Warszawa: tir na barierkach, skoda na dachu

2014-10-08 4:00

Chwila nieuwagi, zbyt duża prędkość i czarna skoda jadąca Wałem Miedzeszyńskim wylądowała na dachu. Kilka godzin później na Wisłostradzie ciężarówka zahaczyła o rusztowania bariery wysokościowej. Auta na tych dwóch arteriach utknęły w gigantycznych korkach.

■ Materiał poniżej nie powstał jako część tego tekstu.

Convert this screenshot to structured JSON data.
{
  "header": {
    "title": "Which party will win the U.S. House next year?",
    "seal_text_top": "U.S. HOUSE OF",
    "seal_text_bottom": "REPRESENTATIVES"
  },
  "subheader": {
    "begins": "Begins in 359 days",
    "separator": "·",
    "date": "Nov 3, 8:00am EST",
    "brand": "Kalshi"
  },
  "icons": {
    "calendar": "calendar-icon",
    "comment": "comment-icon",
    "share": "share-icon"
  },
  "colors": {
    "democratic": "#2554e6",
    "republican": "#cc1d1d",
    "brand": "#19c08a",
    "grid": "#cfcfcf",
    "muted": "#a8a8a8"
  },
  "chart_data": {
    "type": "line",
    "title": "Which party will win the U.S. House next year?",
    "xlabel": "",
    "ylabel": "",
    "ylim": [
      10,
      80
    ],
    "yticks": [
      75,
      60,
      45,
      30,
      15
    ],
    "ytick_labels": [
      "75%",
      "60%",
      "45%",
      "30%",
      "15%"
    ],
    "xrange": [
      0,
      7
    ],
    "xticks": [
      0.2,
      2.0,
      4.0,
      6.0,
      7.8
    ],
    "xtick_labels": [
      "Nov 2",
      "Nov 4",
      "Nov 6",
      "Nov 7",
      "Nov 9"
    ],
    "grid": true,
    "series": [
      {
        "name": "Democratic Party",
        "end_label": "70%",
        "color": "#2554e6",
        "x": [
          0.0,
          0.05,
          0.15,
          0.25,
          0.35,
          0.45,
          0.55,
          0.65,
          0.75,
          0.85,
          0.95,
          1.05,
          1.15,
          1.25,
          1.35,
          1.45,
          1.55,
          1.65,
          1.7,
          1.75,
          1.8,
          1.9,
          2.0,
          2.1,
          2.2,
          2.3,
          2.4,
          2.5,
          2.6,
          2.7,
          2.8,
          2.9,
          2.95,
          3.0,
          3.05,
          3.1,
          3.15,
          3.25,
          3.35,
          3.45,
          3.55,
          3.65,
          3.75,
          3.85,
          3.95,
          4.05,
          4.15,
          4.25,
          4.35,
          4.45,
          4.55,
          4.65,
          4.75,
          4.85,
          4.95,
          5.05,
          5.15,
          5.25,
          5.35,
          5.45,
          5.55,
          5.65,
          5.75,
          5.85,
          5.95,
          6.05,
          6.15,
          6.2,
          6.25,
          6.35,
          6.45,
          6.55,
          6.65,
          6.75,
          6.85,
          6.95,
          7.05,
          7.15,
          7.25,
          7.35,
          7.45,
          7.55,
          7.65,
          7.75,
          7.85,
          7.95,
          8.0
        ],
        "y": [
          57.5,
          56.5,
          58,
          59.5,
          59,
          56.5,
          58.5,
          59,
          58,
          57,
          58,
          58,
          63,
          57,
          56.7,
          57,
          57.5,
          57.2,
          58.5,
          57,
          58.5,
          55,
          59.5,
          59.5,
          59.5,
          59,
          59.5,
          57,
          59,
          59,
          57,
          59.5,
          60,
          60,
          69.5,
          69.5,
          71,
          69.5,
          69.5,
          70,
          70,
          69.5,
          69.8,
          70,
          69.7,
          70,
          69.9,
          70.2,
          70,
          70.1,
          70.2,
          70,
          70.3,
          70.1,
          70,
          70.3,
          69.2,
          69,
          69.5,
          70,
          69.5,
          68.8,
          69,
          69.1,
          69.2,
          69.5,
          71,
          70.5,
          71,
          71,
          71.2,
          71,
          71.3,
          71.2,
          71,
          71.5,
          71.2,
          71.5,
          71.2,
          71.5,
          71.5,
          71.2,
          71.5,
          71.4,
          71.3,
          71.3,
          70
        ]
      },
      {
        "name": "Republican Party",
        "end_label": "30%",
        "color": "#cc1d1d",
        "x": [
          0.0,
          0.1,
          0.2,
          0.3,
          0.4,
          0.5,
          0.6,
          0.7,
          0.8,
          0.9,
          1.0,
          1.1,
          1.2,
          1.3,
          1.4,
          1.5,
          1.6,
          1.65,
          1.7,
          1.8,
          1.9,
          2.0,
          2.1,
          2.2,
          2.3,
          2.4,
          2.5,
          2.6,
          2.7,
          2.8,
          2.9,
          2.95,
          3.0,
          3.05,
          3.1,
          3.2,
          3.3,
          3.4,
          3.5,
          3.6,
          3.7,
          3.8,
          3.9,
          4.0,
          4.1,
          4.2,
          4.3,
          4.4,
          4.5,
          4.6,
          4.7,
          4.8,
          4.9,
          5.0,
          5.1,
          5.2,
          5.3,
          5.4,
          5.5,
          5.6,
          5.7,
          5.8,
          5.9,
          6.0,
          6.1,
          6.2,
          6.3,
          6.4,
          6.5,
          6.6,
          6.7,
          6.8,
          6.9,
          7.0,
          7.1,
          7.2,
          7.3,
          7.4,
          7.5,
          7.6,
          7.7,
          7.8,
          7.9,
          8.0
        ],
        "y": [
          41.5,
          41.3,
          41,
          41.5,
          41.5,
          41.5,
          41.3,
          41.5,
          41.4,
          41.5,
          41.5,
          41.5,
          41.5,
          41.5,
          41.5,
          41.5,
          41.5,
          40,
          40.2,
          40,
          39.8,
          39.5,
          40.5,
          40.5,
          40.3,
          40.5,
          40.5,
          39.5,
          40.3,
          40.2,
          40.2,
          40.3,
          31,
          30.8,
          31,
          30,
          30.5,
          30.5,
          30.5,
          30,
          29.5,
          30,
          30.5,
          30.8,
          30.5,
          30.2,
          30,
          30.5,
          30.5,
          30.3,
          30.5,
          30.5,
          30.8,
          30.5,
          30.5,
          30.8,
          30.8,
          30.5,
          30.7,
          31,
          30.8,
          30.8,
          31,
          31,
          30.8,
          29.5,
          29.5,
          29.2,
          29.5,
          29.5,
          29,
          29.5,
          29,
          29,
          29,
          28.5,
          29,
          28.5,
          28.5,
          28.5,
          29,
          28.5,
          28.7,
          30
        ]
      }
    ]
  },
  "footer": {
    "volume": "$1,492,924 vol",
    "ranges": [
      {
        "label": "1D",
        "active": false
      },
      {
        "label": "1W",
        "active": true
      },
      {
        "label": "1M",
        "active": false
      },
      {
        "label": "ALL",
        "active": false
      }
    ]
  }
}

Wszyscy jadący wczoraj przepisowo wzdłuż Wisły na prawym i lewym brzegu mieli prawo być wściekli na bezmyślnych kierowców. Bo utknęli w korkach tylko z tego powodu. Mężczyznę jadącego czarną skodą zgubiła nadmierna prędkość. Na Wale Miedzeszyńskim obok skrzyżowania z ul. Afrykańską wjechał w barierki oddzielające pasy ruchu. Samochód dachował i zatrzymał się na pasie zieleni. Ale kierowca o własnych siłach wyszedł z auta. Nie doznał poważnych obrażeń. Zapłacił 300 zł mandatu. - Był trzeźwy. Najprawdopodobniej nie dostosował prędkości do warunków panujących na drodze. Przyczyny wypadku wyjaśni dochodzenie w tej sprawie - mówi Edyta Adamus z Komendy Stołecznej Policji. A straż pożarna, by przenieść wrak na pobocze, musiała wyciąć płotki między jezdniami. Niedługo po tym wydarzeniu kolejny kierowca wykazał się brakiem wyobraźni, tym razem na lewym brzegu Wisły. Tir mknący Wisłostradą na wysokości Górnośląskiej nie zmieścił się w barierki ograniczające wysokość dopuszczonych do ruchu aut. Ciężarówka uderzyła w rusztowanie, zaczepiła dachem o bariery i tak utknęła. Kierowca najwyraźniej nie zauważył oznakowań albo liczył, że się zmieści. To już trzeci taki przypadek w ciągu trzech tygodni. - Pojazdy mierzące ponad 3,3 m wysokości kierowane są wciąż na objazdy ulicami: Ludną, Rozbrat i Łazienkowską - informuje Agata Choińska, rzecznik Zarządu Miejskich Inwestycji Drogowych. Ograniczenie wysokości ma zniknąć z Wisłostrady do końca października.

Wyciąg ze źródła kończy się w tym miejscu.